17. How does Pronect help with compliance?

Pronect simplifies compliance management by ensuring that your organisation adheres to industry regulations:

• Add the necessary controls to the Control Inventory to track compliance requirements.
• Create KPIs for each mandatory control using the Choice List input type, and select Compliance as the KPI focus.
• Regularly assess compliance by scoring these KPIs during performance reviews.
• Use the Global Dashboard's Performance tab to view compliance levels across all sites, clearly showing adherence to compliance standards.
• In the event of non-compliance, create and manage action plans to address gaps and ensure timely resolution.

18. How can I calculate the return on security investment (ROSI)?

You can calculate the return on security investment (ROSI) in Pronect using the following steps:

• In the Risk Assessment page, assess the likelihood and consequence of inherent risks.
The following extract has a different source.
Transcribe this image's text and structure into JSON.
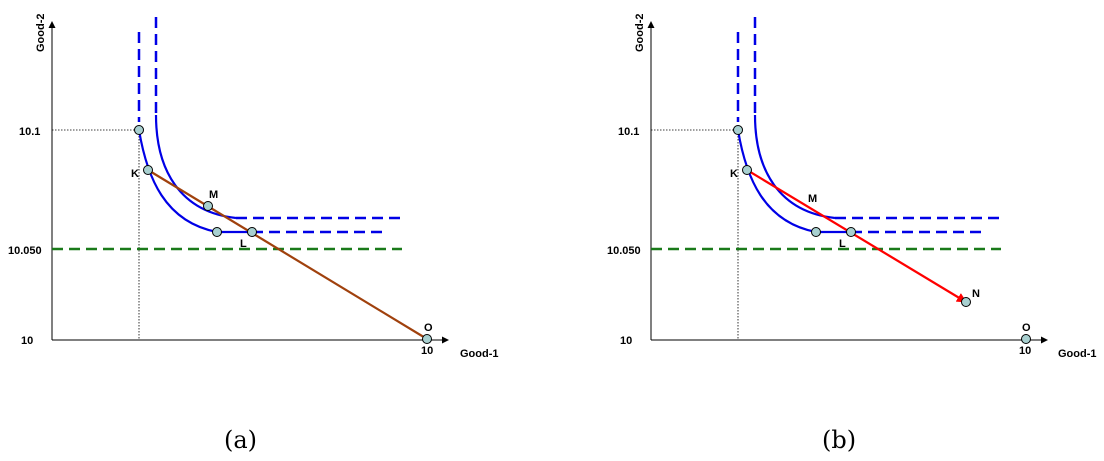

Based on this, Pronect calculates the Annual Loss Expectancy (ALE), which represents the potential financial loss a company could face each year without any security measures in place.
• In the Risk Treatment page, after applying security controls, the ALE is recalculated. The difference between the total ALE of inherent risks and the total ALE of residual risks shows the value of the risk reduction achieved through security measures.
• The total cost of the security controls can be found on the Security Inventory page.
• To calculate ROSI, compare the total risk reduction (in terms of ALE) with the total cost of the security controls, demonstrating the value and effectiveness of your security investments.

19. How to update my password?

You can update your password, via the 'Forgot password' function using the following steps:

• Log out by clicking on the Exit symbol next to your name in the upper right corner of the screen.
• In the log-in window, before entering your password, click on 'forgot password'. 
• A code will be sent to your mailbox to update your password.